Yesterday I attended an event that was attended by about 25 wellness practitioners from southern Vermont. We all introduced ourselves and spoke a bit about what we do. There were Reflexologists, Massage Therapists, Reiki Practitioners, Avatar Instructors, Nutritionists, Herbalists, Yoga Instructors, Naturopathic physicians and others I am probably forgetting. I was the only Elder Advocate/End of Life Planner. Big surprise right?! Following my elevator speech, I was approached by two folks who (separately) asked me how to convince their elderly loved ones that they should “allow natural death.” Perhaps it is surprising to know that I don’t recall ever being asked this before. But yesterday, at least two people were speaking from a place of sadness at the suffering that their elderly loved one is choosing as they put quantity of life ahead of quality.
My response has its basis in the tenets of medical bioethics as we currently practice them in this country. There are six (or for some, seven) of these and they are; 1)preserve life, 2) decrease suffering, 3) do no harm, 4) autonomy, 5) everyone should be able to get care (distributive justice), 6) truth telling, and some would add …7) integrity of the health care profession. When it comes to decision making, autonomy rules. It is the choice of the patient (or the person speaking for the patient if they are unable to do so) that will be honored. But nothing is simple where bioethics is concerned, so when it comes to the care of those who are frail elders, it may seem that #’s 1 and 2 are often in conflict. i.e., when preserving life actually increases suffering and/or the duration of that suffering. Does that then fulfill the requirement that no harm be done? And what about truth telling? Is it honest to suggest treatments when it is clear that they will increase the burden of care for the family of the patients while not offering significant improvement in the quality of life? Those are only a few of the questions posed by such situations and I for one am glad that we take the time to carefully consider the decisions that most of us will need to make at some point in the lives of our loved ones or ourselves.
So is it desirable to try to influence the decisions that elders (and all of us really) will need to make? Yes and no. Yes, if we think of “influencing” as educating, and no if we are seeking to exert our own will. To truly honor the autonomy that is guaranteed to Americans by the Patient Self Determination Act, we must allow patients to make their own decisions, even when those decisions may be viewed as foolish or too risky by family, friends and health care providers. It is only necessary that the patient be judged to be of sound mind and that needs to be determined by an examination by a professional.
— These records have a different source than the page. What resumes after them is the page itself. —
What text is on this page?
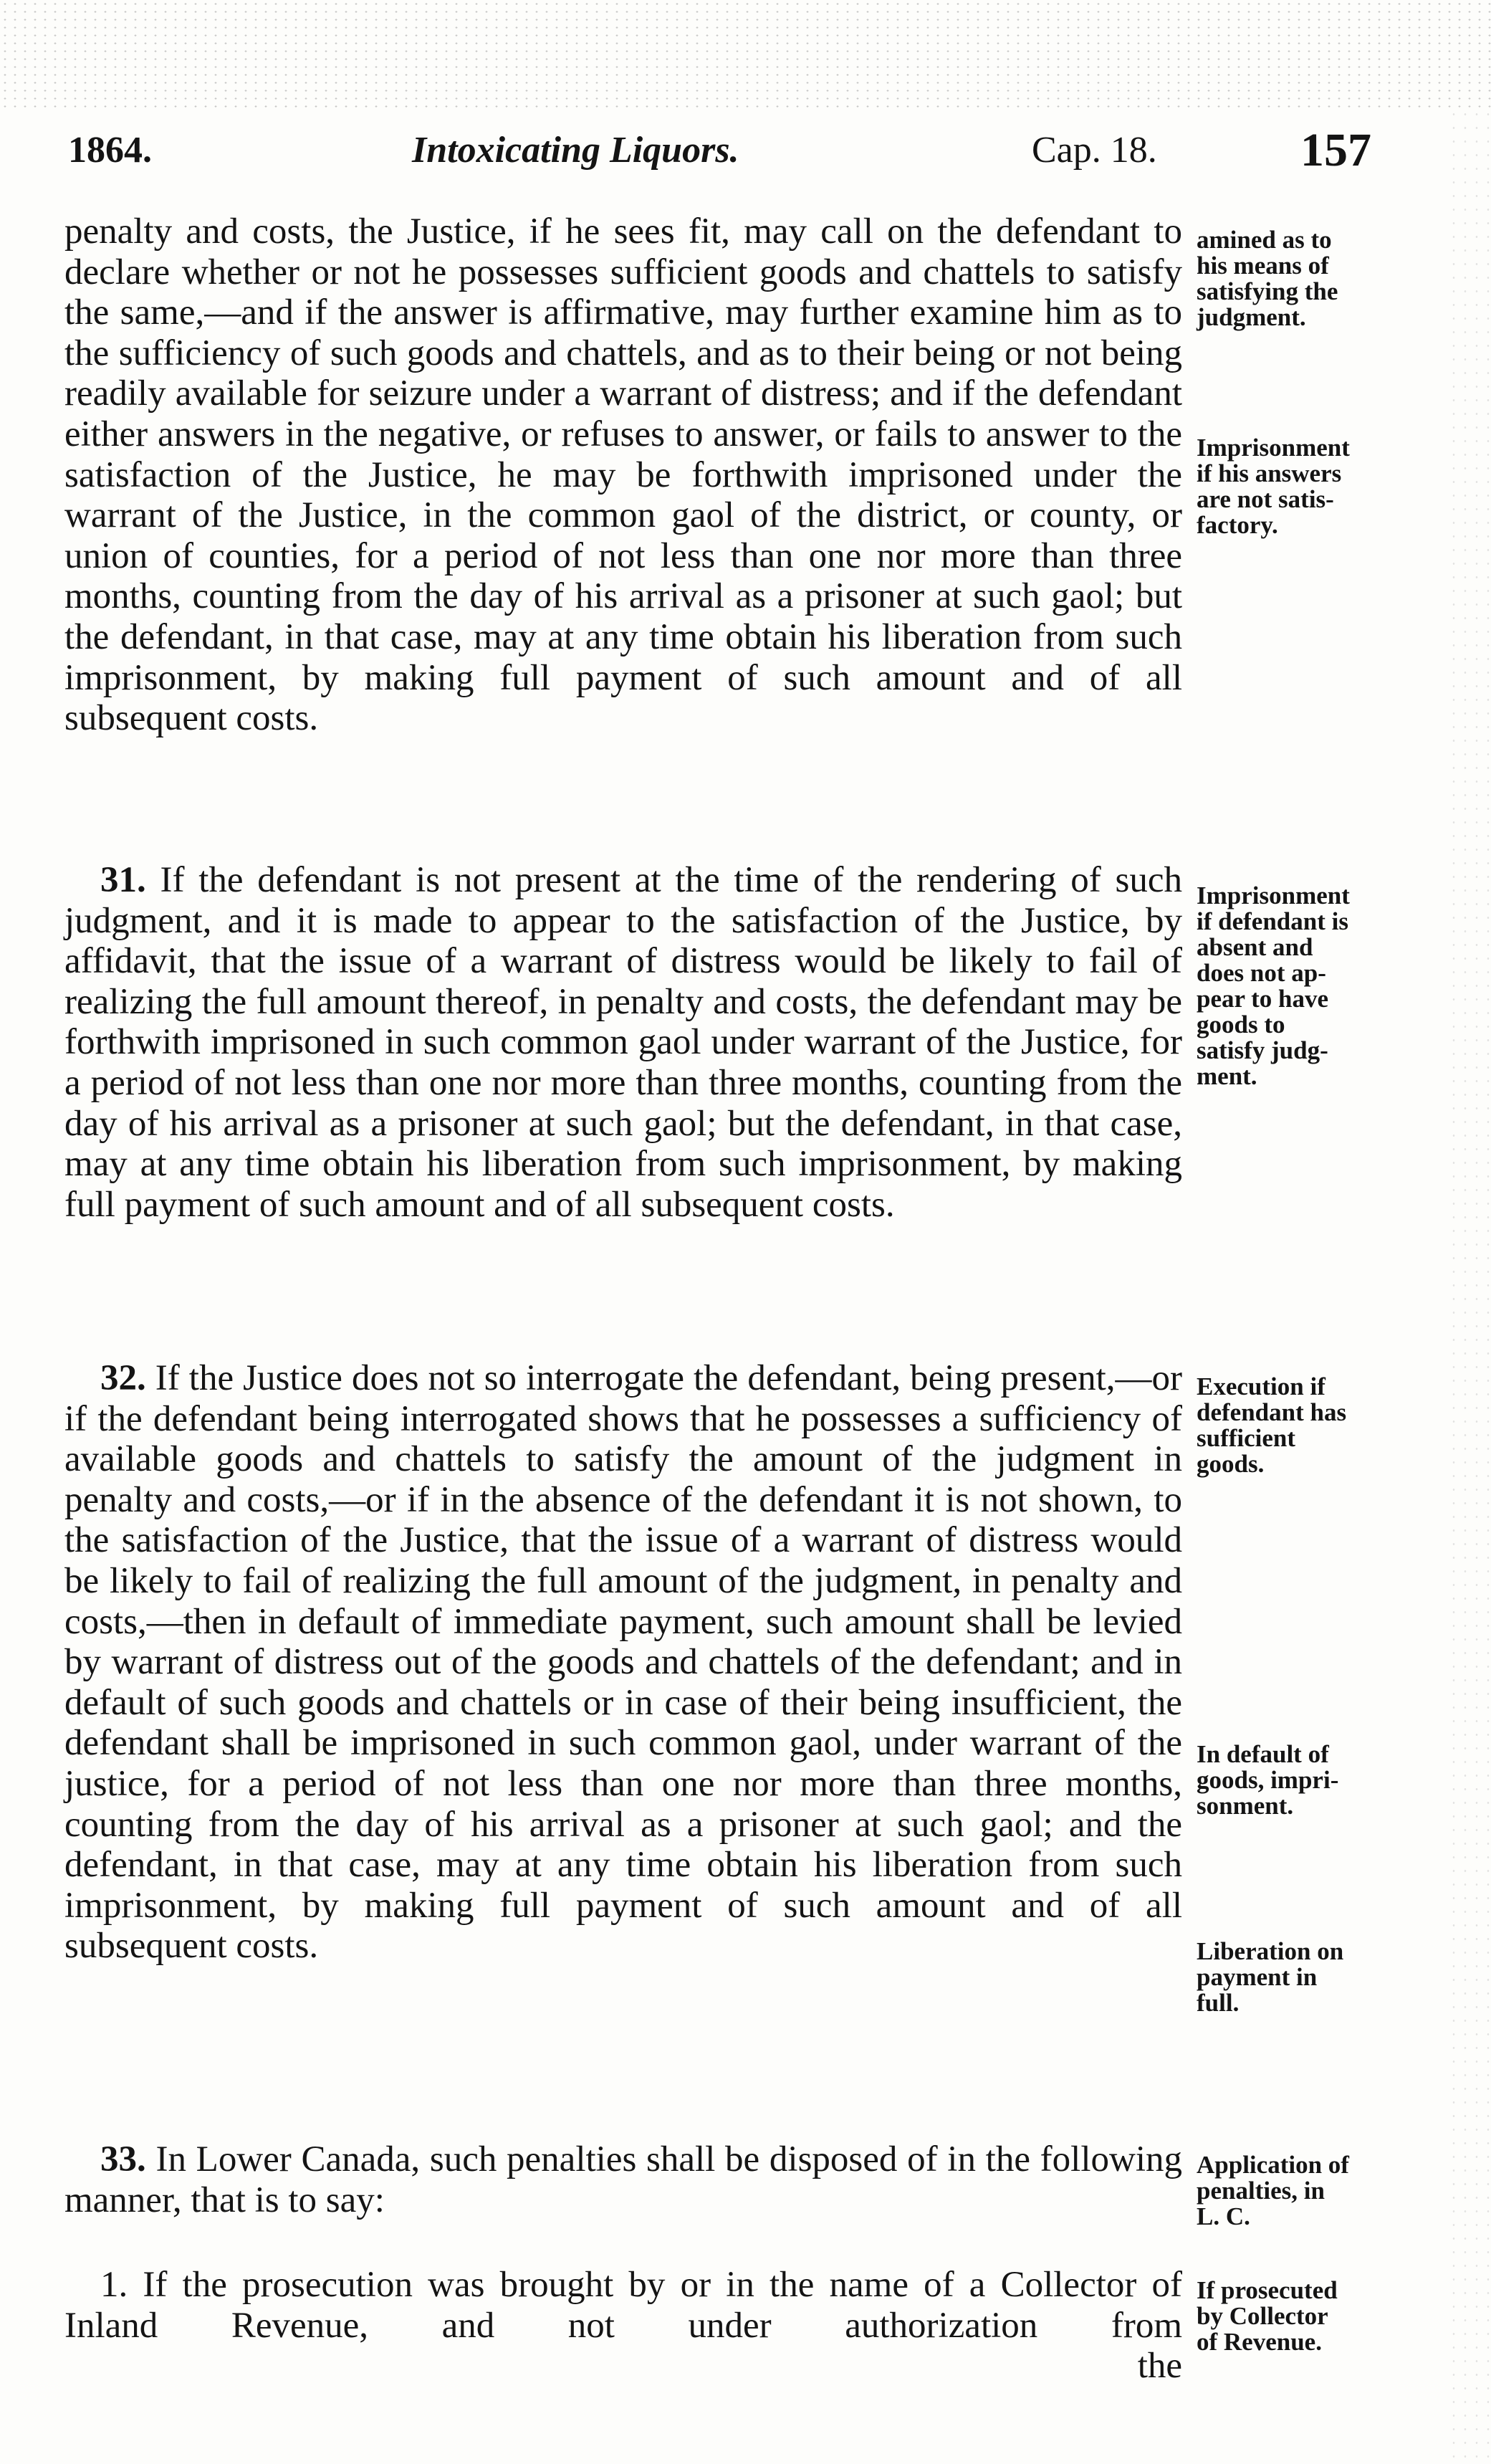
1864.	Intoxicating Liquors.	Cap. 18.	157
penalty and costs, the Justice, if he sees fit, may call on the defendant to declare whether or not he possesses sufficient goods and chattels to satisfy the same,—and if the answer is affirmative, may further examine him as to the sufficiency of such goods and chattels, and as to their being or not being readily available for seizure under a warrant of distress; and if the defendant either answers in the negative, or refuses to answer, or fails to answer to the satisfaction of the Justice, he may be forthwith imprisoned under the warrant of the Justice, in the common gaol of the district, or county, or union of counties, for a period of not less than one nor more than three months, counting from the day of his arrival as a prisoner at such gaol; but the defendant, in that case, may at any time obtain his liberation from such imprisonment, by making full payment of such amount and of all subsequent costs.
amined as to
his means of
satisfying the
judgment.
Imprisonment
if his answers
are not satis-
factory.
31. If the defendant is not present at the time of the rendering of such judgment, and it is made to appear to the satisfaction of the Justice, by affidavit, that the issue of a warrant of distress would be likely to fail of realizing the full amount thereof, in penalty and costs, the defendant may be forthwith imprisoned in such common gaol under warrant of the Justice, for a period of not less than one nor more than three months, counting from the day of his arrival as a prisoner at such gaol; but the defendant, in that case, may at any time obtain his liberation from such imprisonment, by making full payment of such amount and of all subsequent costs.
Imprisonment
if defendant is
absent and
does not ap-
pear to have
goods to
satisfy judg-
ment.
32. If the Justice does not so interrogate the defendant, being present,—or if the defendant being interrogated shows that he possesses a sufficiency of available goods and chattels to satisfy the amount of the judgment in penalty and costs,—or if in the absence of the defendant it is not shown, to the satisfaction of the Justice, that the issue of a warrant of distress would be likely to fail of realizing the full amount of the judgment, in penalty and costs,—then in default of immediate payment, such amount shall be levied by warrant of distress out of the goods and chattels of the defendant; and in default of such goods and chattels or in case of their being insufficient, the defendant shall be imprisoned in such common gaol, under warrant of the justice, for a period of not less than one nor more than three months, counting from the day of his arrival as a prisoner at such gaol; and the defendant, in that case, may at any time obtain his liberation from such imprisonment, by making full payment of such amount and of all subsequent costs.
Execution if
defendant has
sufficient
goods.
In default of
goods, impri-
sonment.
Liberation on
payment in
full.
33. In Lower Canada, such penalties shall be disposed of in the following manner, that is to say:
Application of
penalties, in
L. C.
1. If the prosecution was brought by or in the name of a Collector of Inland Revenue, and not under authorization from
the
If prosecuted
by Collector
of Revenue.
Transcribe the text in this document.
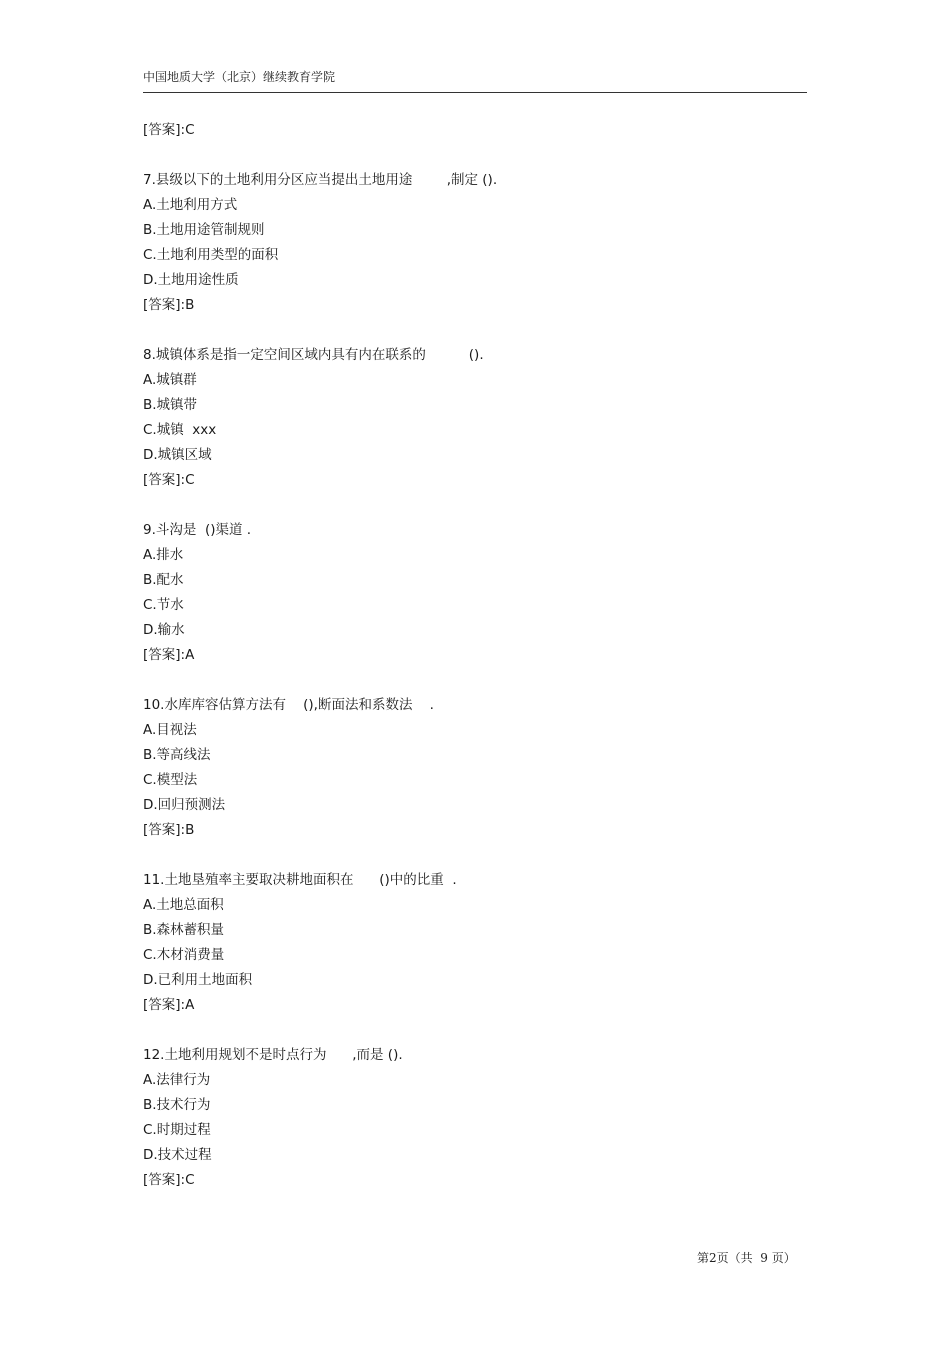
中国地质大学（北京）继续教育学院
[答案]:C
7.县级以下的土地利用分区应当提出土地用途        ,制定 ().
A.土地利用方式
B.土地用途管制规则
C.土地利用类型的面积
D.土地用途性质
[答案]:B
8.城镇体系是指一定空间区域内具有内在联系的          ().
A.城镇群
B.城镇带
C.城镇  xxx
D.城镇区域
[答案]:C
9.斗沟是  ()渠道 .
A.排水
B.配水
C.节水
D.输水
[答案]:A
10.水库库容估算方法有    (),断面法和系数法    .
A.目视法
B.等高线法
C.模型法
D.回归预测法
[答案]:B
11.土地垦殖率主要取决耕地面积在      ()中的比重  .
A.土地总面积
B.森林蓄积量
C.木材消费量
D.已利用土地面积
[答案]:A
12.土地利用规划不是时点行为      ,而是 ().
A.法律行为
B.技术行为
C.时期过程
D.技术过程
[答案]:C
第2页（共  9 页）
Education that influences health care decisions are common in organizations where shared decision making is practiced. As is the case when a patient with breast or prostate cancer is asked to view informational presentations regarding treatments and risks before they are asked to decide which treatments to pursue….and which to forgo. But such education is more difficult when it comes to advanced aging and dying. The effect of treatment on an aging body, combined with a number of chronic illnesses, is not nearly as exact as comparing surgery vs. chemo results in younger individuals with no other illnesses. And it is exactly the combination of decreased abilities to function, and the cumulative damage caused by years of living with a chronic illness (or two or three) that affects the quality of life that most of us seek to preserve. …but there comes a time when it is no longer possible to preserve a body that has passed the point of repair.
I was moved by a study that was done with healthy adults who were asked to choose treatments that they would or would not want as they moved toward frail adulthood. I don’t recall all the details but it was of great interest to me that after the group viewed a video of an elderly woman with advanced dementia, the group reconsidered their earlier treatment choices. Most of the group decided against many of the treatment options, they had previously chosen, after seeing what it really looked like to be afflicted with dementia. Very few of us have seen a person who has lost the ability to recognize loved ones and who is completely dependent for all aspects of care. We avoid such experiences in fact, finding them disturbing, and wishing not to know what this group learned in the course of the experiment.
To me this is the sort of education that can influence decision making. It will still be important for some individuals to choose to preserve life at all cost and I have said before that allowing natural death is not for everyone. But for those of us who wish to avoid prolonging that time when we may be afflicted with advanced dementia or other end stage illnesses….we would choose to allow natural death.